Nonetheless, here a lisper would have sent *information* in a sexp, and dynamic 
checks and conversions would have been done.

If you will, the design would have been different in the first place!


 * Programmed in Common Lisp, the Therac-5 bug wouldn't have occured:

     "The defect was as follows: a one-byte counter in a testing
      routine frequently overflowed; if an operator provided manual
      input to the machine at the precise moment that this counter
      overflowed, the interlock would fail."

But why did the counter overflow in the first place? Was it simply programmer
oversight that too small a datatype was used or was this actually an error
that just didn't have noticeable consequences most of the times?  If the
later, then again, papering over it with a never overflowing counter is
not a fix.

But it if was a problem, it *would* eventually reach a bound check, and signal 
a condition, thus stopping the process of irradiating and killing people.

Remember: a Lisp program (any "dynamically typed” program) is FULL of checks!



   since again, incrementing a counter doesn't fucking overflow in
   lisp!

 * Programmed in Common Lisp, heartbleed wouldn't have occured, because
   lisp implementors provide array bound checks, and lisp programmers
   are conscious enough to run always with (safety 3), as previously
   discussed in this thread.

Hehe, "conscious enough to run always with (safety 3)". Riiiiight. And nobody
was ever tempted to trade a little runtime safety for speed, correct?

Those are C programmers.  You won’t find any other safety that 3 in my code.  
You should not find any other safety than 3 in mission critical code, much less
in life threatening code.


As for heartbleed: arguably, the RFC that the broken code implemented
shouldn't have existed in the first place.

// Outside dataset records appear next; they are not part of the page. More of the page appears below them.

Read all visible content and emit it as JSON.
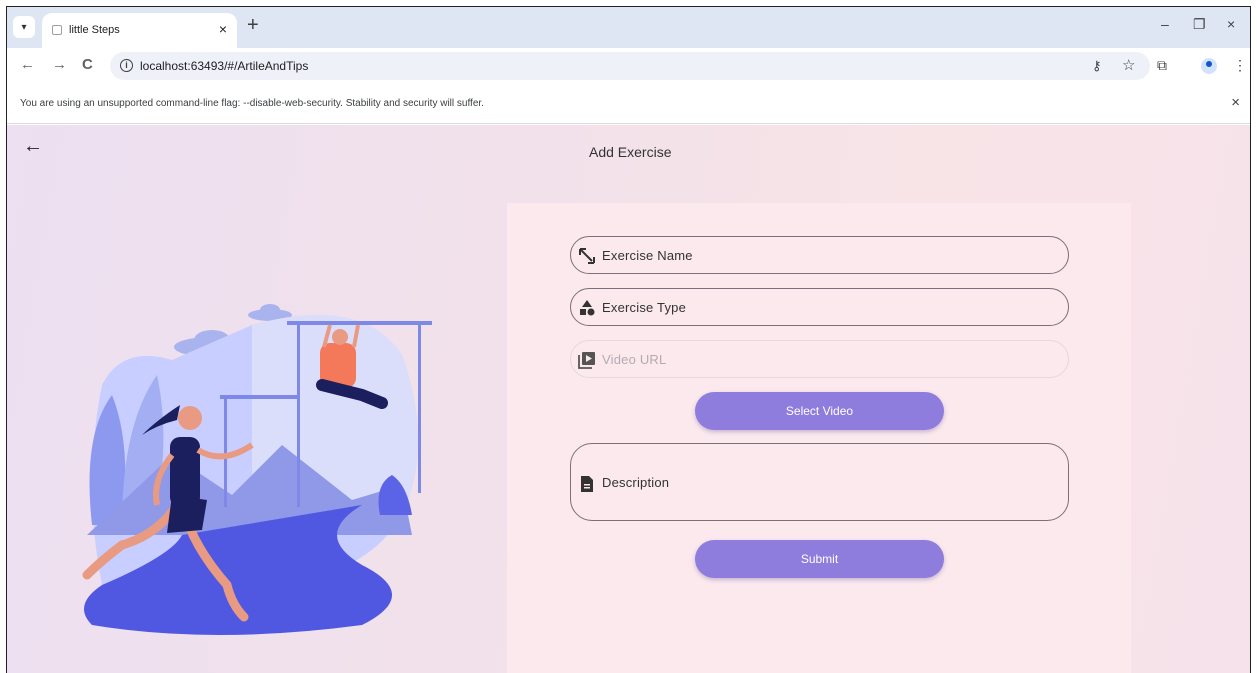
{
  "browser": {
    "tab_title": "little Steps",
    "tab_close": "×",
    "new_tab": "+",
    "url": "localhost:63493/#/ArtileAndTips",
    "info_icon": "i",
    "win_min": "–",
    "win_restore": "❐",
    "win_close": "×",
    "nav_back": "←",
    "nav_forward": "→",
    "nav_reload": "C",
    "key_icon": "⚷",
    "star_icon": "☆",
    "ext_icon": "⧉",
    "menu_icon": "⋮",
    "tab_menu_icon": "▾"
  },
  "infobar": {
    "message": "You are using an unsupported command-line flag: --disable-web-security. Stability and security will suffer.",
    "close": "×"
  },
  "page": {
    "back": "←",
    "title": "Add Exercise"
  },
  "form": {
    "exercise_name": "Exercise Name",
    "exercise_type": "Exercise Type",
    "video_url": "Video URL",
    "select_video": "Select Video",
    "description": "Description",
    "submit": "Submit"
  },
  "colors": {
    "button": "#8e7ddd",
    "field_border": "#7a6f7a",
    "illustration_blue": "#5b63e6"
  }
}
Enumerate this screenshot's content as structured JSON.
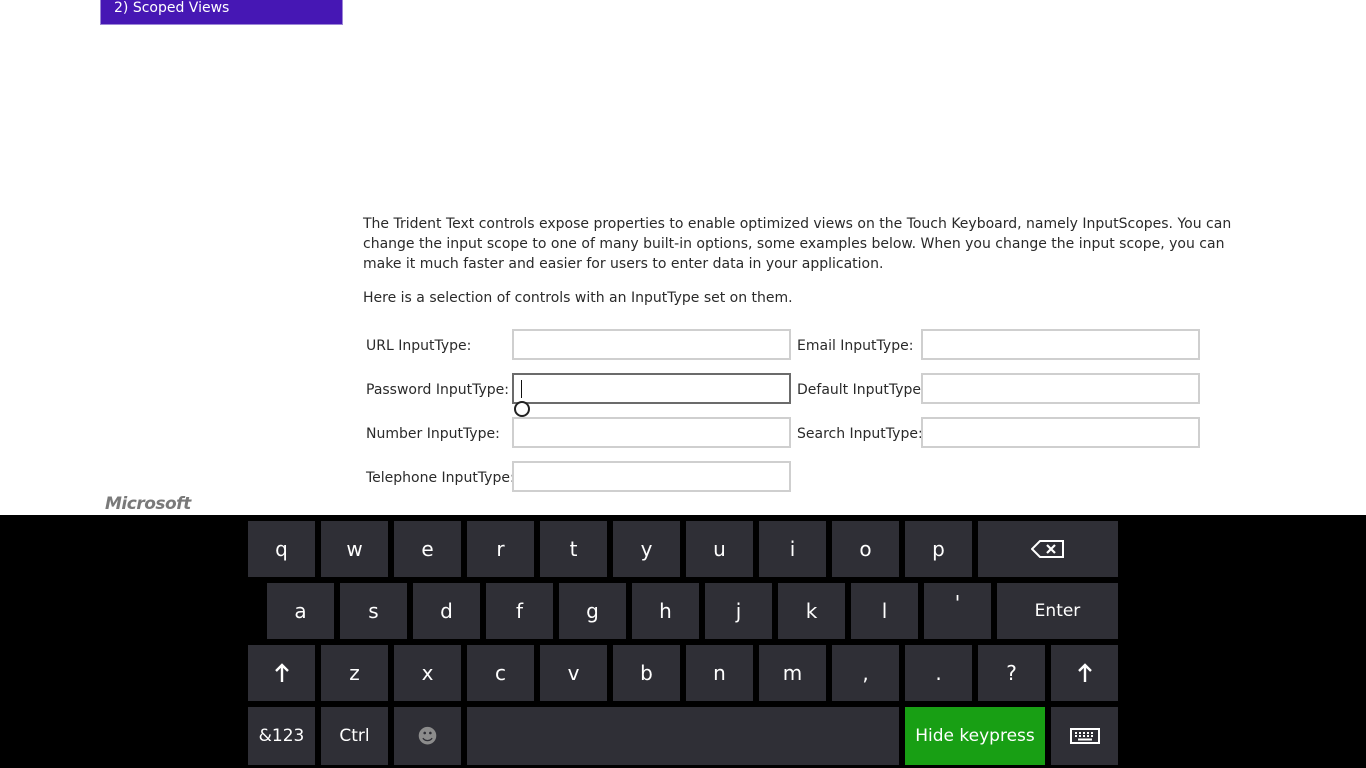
{
  "scenario": {
    "label": "2) Scoped Views"
  },
  "description": "The Trident Text controls expose properties to enable optimized views on the Touch Keyboard, namely InputScopes. You can change the input scope to one of many built-in options, some examples below. When you change the input scope, you can make it much faster and easier for users to enter data in your application.",
  "subtitle": "Here is a selection of controls with an InputType set on them.",
  "fields": {
    "url": {
      "label": "URL InputType:",
      "value": ""
    },
    "email": {
      "label": "Email InputType:",
      "value": ""
    },
    "password": {
      "label": "Password InputType:",
      "value": ""
    },
    "default": {
      "label": "Default InputType:",
      "value": ""
    },
    "number": {
      "label": "Number InputType:",
      "value": ""
    },
    "search": {
      "label": "Search InputType:",
      "value": ""
    },
    "telephone": {
      "label": "Telephone InputType:",
      "value": ""
    }
  },
  "logo": "Microsoft",
  "keyboard": {
    "row1": [
      "q",
      "w",
      "e",
      "r",
      "t",
      "y",
      "u",
      "i",
      "o",
      "p"
    ],
    "row2": [
      "a",
      "s",
      "d",
      "f",
      "g",
      "h",
      "j",
      "k",
      "l",
      "'"
    ],
    "row3": [
      "z",
      "x",
      "c",
      "v",
      "b",
      "n",
      "m",
      ",",
      ".",
      "?"
    ],
    "enter": "Enter",
    "symbols": "&123",
    "ctrl": "Ctrl",
    "emoji": "☻",
    "hide": "Hide keypress",
    "icons": {
      "backspace": "backspace-icon",
      "shift": "shift-arrow-icon",
      "keyboard": "keyboard-icon"
    }
  },
  "colors": {
    "accent": "#4617b4",
    "hide_key": "#189f14",
    "key": "#2f2f36",
    "keyboard_bg": "#000000"
  }
}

What I'm saying is that there's a mind set out-there, of using modular
arithmetic to approximate arithmetic blindly.  Until you will be able to
pay $1.29 for 3 kg of apples @ $2.99, people should not program with
modular arithmetic!

Well, modular arithmetic doesn't go away because one wishes it so. As a
developer doing non time critical high level work one might be able to
cheerfully ignore it, but the moment one writes sufficiently time critical
or low level code one will have to deal with it. Because modular arithmetic
is what your CPU is doing - unless you happen to have a CPU at hand that
does bignums natively at the register level? No? Funny that.

This might have been true in 1968, when adding a bit of memory added 50 gr. of payload!

Nowadays, there’s no excuse.


And if the flight safety of an aircraft depended upon the current
Lisp version of Ironclad's impenetrability, we would be in trouble.

This is another question, that of the resources invested in a software
ecosystem, and that of programming language mind share.   Why the
cryptographists don't write their libraries in Common Lisp and choose to
produce piles of C instead?

Usefulness. If I write a library in C, pretty much everything that runs on
Unix can link to it (if need be, via FFI and friends) and use it. If I write
a library i Common Lisp, then code written in Common Lisp can use it unless
people are willing to do some interesting contortions (such wrapping it in
an RPC server).

Anything running on unix can link to libecl.so (which is ironically a CL
 implementation using gcc, but we can assume it’s a temporary solution).


Exercise for the interested: write a library in Common Lisp that does, say,
some random data frobnication and try to use it from: C, Python, Perl, C++
_without_ writing new interface infrastructure.

But the point is to eliminate code written in C, Perl, C++! So your exercise is academic.